Truffaut ha correttamente rilevato che quel tipo di stile sognante, come da romanzo, della rievocazione amorosa potesse funzionare anche da falso, in quanto tralascia la gran parte di quel che accade a Logan, a partire dalla sua decisione di vestire la tunica. Raccontato, quindi, dal punto di vista di un’ingenua donna sentimentale, con l’uso del rallentatore, quando lei incontra Clift scendendo le scale, il regista ne accentua la poesia, sugellata da un insolito romantico abbraccio. C’è anche l’interessante rapporto tra il protagonista e il detective impersonato dall’attore newyorchese Karl Malden: un uomo di fede, da un lato, e un uomo della ragione, dall’altro, che sta cercando, quest’ultimo, di risolvere razionalmente il delitto. Un rapporto esplorato accuratamente, mai apertamente ma in modo implicito. L’ispettore Larrue è un tecnocrate – che va dritto per la propria strada – tra i rari poliziotti lucidi e intuitivi della filmografia di Hitchcock. Significativo, poi, che il nome della moglie dell’omicida (che lo denuncia) sia Alma: la interpreta Dolly Haas, una delle grandi attrici del cinema tedesco, che rinunciò alla carriera per sposare il caricaturista Hirschfeld del New York Times.

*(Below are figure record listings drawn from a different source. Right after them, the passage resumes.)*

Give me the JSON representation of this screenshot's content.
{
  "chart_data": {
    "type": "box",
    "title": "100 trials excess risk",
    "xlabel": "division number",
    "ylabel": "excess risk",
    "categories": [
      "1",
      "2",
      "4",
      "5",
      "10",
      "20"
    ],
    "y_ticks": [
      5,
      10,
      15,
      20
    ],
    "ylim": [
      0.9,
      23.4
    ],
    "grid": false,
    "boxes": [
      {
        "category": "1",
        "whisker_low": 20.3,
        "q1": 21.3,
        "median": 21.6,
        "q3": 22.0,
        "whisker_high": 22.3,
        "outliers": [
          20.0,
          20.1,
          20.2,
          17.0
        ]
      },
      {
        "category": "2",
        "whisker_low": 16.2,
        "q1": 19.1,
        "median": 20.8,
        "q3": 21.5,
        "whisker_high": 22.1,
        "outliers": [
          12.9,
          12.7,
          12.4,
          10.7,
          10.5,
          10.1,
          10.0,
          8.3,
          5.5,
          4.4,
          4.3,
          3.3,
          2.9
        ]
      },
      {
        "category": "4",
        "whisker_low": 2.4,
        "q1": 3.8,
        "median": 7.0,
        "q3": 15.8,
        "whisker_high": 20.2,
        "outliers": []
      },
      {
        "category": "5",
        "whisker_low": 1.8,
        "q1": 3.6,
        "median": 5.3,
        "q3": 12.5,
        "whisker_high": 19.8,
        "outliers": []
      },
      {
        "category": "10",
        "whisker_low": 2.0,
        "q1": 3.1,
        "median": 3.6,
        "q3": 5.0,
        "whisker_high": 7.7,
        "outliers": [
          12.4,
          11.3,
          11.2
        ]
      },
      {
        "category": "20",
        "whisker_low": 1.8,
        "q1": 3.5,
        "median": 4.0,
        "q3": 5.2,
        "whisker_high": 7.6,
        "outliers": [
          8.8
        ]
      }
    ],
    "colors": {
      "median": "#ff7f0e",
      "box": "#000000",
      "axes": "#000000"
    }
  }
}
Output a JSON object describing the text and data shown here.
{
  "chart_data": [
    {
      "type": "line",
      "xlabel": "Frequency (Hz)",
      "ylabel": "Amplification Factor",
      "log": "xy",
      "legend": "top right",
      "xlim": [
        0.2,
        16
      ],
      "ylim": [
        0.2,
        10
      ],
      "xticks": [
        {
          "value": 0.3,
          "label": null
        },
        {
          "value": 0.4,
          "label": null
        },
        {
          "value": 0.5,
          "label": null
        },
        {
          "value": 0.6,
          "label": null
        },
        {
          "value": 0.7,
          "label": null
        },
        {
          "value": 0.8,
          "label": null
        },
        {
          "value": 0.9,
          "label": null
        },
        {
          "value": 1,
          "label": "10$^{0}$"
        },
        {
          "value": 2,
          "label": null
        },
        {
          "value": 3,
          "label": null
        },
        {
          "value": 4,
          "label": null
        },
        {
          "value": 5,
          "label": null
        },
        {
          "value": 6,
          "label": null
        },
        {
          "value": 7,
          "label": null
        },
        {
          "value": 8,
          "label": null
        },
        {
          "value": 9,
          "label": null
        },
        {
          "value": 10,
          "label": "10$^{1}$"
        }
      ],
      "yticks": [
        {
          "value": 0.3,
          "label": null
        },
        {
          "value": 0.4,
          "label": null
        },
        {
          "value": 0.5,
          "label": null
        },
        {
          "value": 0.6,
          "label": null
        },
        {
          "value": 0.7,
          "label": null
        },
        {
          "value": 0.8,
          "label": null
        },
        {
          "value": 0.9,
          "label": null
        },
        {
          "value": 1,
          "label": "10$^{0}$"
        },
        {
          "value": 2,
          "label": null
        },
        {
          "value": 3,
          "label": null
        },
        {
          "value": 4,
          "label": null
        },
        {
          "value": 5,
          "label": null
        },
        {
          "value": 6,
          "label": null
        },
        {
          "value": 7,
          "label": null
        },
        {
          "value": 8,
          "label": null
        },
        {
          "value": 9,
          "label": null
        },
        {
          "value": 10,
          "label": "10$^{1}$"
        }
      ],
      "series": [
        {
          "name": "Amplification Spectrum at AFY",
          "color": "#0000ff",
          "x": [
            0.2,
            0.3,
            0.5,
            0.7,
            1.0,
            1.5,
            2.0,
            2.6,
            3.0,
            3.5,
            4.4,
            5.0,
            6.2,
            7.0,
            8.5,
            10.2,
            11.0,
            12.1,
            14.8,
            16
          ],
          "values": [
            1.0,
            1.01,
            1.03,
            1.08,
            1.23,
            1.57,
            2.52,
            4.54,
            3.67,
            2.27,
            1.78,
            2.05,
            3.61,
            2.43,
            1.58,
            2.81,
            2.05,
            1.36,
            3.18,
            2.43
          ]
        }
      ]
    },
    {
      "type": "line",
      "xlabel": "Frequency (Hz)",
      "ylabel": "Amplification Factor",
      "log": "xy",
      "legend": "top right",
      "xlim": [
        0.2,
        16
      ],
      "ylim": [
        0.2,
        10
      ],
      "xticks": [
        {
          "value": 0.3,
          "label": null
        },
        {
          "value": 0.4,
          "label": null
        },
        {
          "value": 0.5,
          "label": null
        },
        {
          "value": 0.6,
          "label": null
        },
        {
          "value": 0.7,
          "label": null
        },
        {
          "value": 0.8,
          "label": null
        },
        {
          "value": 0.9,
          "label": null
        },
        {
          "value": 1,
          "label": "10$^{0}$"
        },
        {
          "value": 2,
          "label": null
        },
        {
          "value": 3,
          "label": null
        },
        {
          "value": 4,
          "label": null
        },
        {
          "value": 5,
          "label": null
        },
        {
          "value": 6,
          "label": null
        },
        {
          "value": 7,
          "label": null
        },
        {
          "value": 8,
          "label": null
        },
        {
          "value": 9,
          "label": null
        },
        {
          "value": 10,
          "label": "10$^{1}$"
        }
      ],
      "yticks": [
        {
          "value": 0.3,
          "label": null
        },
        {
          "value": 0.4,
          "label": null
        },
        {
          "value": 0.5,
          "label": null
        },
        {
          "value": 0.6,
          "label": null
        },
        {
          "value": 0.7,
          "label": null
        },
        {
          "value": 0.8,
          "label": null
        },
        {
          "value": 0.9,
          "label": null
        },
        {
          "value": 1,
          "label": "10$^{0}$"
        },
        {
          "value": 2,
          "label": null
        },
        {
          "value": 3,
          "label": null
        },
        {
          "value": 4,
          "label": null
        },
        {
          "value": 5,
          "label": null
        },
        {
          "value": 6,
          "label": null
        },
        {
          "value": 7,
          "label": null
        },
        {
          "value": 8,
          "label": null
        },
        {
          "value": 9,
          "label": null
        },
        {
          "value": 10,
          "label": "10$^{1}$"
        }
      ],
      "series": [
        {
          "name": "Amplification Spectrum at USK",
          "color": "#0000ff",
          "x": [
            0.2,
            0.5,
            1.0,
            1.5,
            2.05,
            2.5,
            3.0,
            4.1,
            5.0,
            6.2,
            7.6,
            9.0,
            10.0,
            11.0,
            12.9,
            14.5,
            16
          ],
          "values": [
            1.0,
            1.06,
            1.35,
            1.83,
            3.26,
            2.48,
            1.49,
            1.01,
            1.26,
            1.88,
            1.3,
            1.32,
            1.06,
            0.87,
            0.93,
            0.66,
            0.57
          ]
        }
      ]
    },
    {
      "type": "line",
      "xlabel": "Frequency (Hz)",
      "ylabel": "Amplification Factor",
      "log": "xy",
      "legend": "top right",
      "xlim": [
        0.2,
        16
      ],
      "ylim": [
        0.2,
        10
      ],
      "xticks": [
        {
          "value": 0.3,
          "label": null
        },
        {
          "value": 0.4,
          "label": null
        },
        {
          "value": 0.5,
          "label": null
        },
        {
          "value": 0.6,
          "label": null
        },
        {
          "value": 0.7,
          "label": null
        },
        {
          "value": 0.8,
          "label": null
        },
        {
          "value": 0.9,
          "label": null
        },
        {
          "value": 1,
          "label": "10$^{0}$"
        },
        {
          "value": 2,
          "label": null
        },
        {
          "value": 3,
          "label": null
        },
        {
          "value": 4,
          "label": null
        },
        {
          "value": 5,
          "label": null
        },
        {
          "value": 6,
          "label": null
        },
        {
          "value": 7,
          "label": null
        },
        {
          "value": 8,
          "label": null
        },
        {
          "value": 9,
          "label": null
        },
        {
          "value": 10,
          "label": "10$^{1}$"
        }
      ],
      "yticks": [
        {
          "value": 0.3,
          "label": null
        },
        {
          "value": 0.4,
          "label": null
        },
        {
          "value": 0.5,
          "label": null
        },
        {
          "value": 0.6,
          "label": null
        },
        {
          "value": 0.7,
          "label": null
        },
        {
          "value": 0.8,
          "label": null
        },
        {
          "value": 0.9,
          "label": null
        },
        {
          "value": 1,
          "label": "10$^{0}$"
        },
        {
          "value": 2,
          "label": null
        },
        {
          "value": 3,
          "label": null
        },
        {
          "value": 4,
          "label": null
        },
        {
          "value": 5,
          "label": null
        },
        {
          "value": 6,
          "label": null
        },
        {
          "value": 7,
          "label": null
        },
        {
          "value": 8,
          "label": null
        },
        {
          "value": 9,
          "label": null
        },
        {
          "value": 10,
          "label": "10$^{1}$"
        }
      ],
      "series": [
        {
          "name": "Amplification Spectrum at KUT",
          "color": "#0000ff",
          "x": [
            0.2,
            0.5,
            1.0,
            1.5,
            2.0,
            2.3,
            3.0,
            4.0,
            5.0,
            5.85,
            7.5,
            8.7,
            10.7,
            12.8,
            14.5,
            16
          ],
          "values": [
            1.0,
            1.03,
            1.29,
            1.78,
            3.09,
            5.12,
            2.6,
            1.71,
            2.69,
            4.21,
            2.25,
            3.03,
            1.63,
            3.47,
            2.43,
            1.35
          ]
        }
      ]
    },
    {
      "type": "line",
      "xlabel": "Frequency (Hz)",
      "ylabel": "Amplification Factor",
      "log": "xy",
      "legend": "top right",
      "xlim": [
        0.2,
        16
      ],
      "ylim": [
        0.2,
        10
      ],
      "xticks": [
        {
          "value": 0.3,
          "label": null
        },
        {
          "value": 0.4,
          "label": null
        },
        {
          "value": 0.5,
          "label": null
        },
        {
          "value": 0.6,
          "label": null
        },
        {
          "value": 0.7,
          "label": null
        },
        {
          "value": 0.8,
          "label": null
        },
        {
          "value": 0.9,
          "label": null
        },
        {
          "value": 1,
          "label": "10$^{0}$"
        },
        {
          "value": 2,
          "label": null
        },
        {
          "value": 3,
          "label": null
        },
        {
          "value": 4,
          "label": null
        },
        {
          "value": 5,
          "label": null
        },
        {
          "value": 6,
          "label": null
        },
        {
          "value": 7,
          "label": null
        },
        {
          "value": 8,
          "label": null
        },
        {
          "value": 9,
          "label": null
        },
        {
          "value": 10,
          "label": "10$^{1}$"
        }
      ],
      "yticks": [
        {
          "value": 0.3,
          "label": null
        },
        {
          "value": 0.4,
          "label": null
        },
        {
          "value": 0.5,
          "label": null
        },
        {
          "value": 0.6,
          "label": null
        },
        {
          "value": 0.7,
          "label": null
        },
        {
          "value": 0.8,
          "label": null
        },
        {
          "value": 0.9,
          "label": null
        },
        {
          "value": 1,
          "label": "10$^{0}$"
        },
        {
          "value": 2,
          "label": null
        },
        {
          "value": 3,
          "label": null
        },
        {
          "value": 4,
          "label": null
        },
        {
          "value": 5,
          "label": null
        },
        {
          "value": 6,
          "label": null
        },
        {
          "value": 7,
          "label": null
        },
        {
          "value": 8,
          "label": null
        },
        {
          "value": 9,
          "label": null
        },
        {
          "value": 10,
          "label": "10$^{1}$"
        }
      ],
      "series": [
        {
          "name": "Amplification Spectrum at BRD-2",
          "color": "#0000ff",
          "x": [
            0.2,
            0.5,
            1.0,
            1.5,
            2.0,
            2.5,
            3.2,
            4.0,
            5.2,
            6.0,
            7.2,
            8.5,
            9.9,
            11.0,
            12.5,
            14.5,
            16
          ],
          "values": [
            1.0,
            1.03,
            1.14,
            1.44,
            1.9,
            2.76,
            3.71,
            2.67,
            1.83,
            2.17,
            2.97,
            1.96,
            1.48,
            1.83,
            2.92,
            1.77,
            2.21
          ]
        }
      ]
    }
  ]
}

Io confesso è puro Hitch, magistralmente elaborato: la colpa trasmessa (Delitto per Delitto), l’innocente alla sbarra (L’altro uomo), l’incedere artificioso ma emozionante del racconto, i colpi di scena, l’estro geometrico in inquadrature e nell’organizzazione delle sequenze. Si fatica, semmai, ad accettare un intero dramma fondato sul segreto della confessione e su inestricabili quesiti di ordine etico che diluiscono e sacrificano parzialmente l’azione e la suspense. Se non è l’Hitchcock più famoso o riuscito è forse quello più attuale: la “gogna mediatica”, il pubblico dileggio, le inutili speculazioni sulla vita privata dell’imputato richiamano certi casi di cronaca odierna. Malgrado l’assassino sia mostrato sin dalle prime battute, l’atmosfera da thriller dell’anima ricco di simbologia prevale su quella del dramma. Lo spettatore è coinvolto in un vortice di tensione che lo porta, alla fine, a solidarizzare col protagonista che sa essere ingiustamente accusato. Presentato in concorso al Festival di Cannes, con la migliore delle fotografie del bianco e nero (Robert Burks) fatta di luci e ombre, Io confesso resta uno dei film di Hitchcock visivamente più belli e ricercati dal punto di vista formale, a partire dal modo in cui trasforma il marmo, le nuvole, il cemento, scena dopo scena, in immagini. Che esprimono l’anima, come oggi nessuno riesce più a fare.